О случаях наподобие того, который произошел с Питером Стилменом, Куин слышал и раньше. Еще в прежней жизни, вскоре после рождения сына, он написал рецензию на книгу о дикаре из Авейрона и тогда довольно много читал на эту тему. Насколько он помнил, древнейшее упоминание о подобном эксперименте встречается в сочинениях Геродота: египетский фараон Псамтик в седьмом веке до нашей эры изолировал от мира двух младенцев и велел находившемуся при них слуге в их присутствии не раскрывать рта. Геродот (хроникер крайне ненадежный) пишет, что младенцы тем не менее говорить научились – первое произнесенное ими слово было фригийское слово «хлеб». В средние века, в надежде обнаружить «естественный человеческий язык» и с использованием тех же методов, эксперимент этот повторил император Священной Римской империи Фридрих II, однако дети умерли, так и не заговорив. Вспомнилась ему история и вовсе неправдоподобная: шотландский король Джеймс IV, живший в начале шестнадцатого века, заявил, что шотландские дети, изолированные таким же образом, начинали говорить «на очень приличном древнееврейском языке».
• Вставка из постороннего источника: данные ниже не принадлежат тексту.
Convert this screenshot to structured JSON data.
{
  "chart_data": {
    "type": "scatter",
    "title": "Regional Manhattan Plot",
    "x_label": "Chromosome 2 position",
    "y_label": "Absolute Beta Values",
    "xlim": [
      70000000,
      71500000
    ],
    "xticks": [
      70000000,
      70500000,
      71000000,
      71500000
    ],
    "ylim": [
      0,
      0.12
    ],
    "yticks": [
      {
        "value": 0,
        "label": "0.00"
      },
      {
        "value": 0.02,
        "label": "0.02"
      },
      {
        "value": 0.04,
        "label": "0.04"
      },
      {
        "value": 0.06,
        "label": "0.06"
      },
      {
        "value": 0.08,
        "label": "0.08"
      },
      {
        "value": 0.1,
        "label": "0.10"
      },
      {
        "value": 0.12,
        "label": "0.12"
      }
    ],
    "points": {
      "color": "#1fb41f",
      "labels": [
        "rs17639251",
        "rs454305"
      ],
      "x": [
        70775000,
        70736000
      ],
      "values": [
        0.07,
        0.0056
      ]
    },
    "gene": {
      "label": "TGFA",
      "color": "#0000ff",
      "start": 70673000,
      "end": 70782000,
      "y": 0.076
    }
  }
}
Однако интерес к подобным опытам проявляли отнюдь не только маньяки и пустые мечтатели. Даже человек такого здравого и скептического ума, как Монтень, уделил этому вопросу немало внимания; в одном из своих наиболее значительных эссе «Апология Реймона Себона» он писал: «Нам кажется, что ребенок, коего вырастили в полном одиночестве, вдали от любых связей с себе подобными (что было бы экспериментом весьма сложным), обзаведется в конце концов речью для выражения своих мыслей. Малоправдоподобно, чтобы Природа отказала нам в тех возможностях, каковые даровала она другим живым существам… Предстоит, однако ж, еще выяснить, на каком языке заговорит этот младенец; то же, что говорится предположительно, представляется нам далеким от истины».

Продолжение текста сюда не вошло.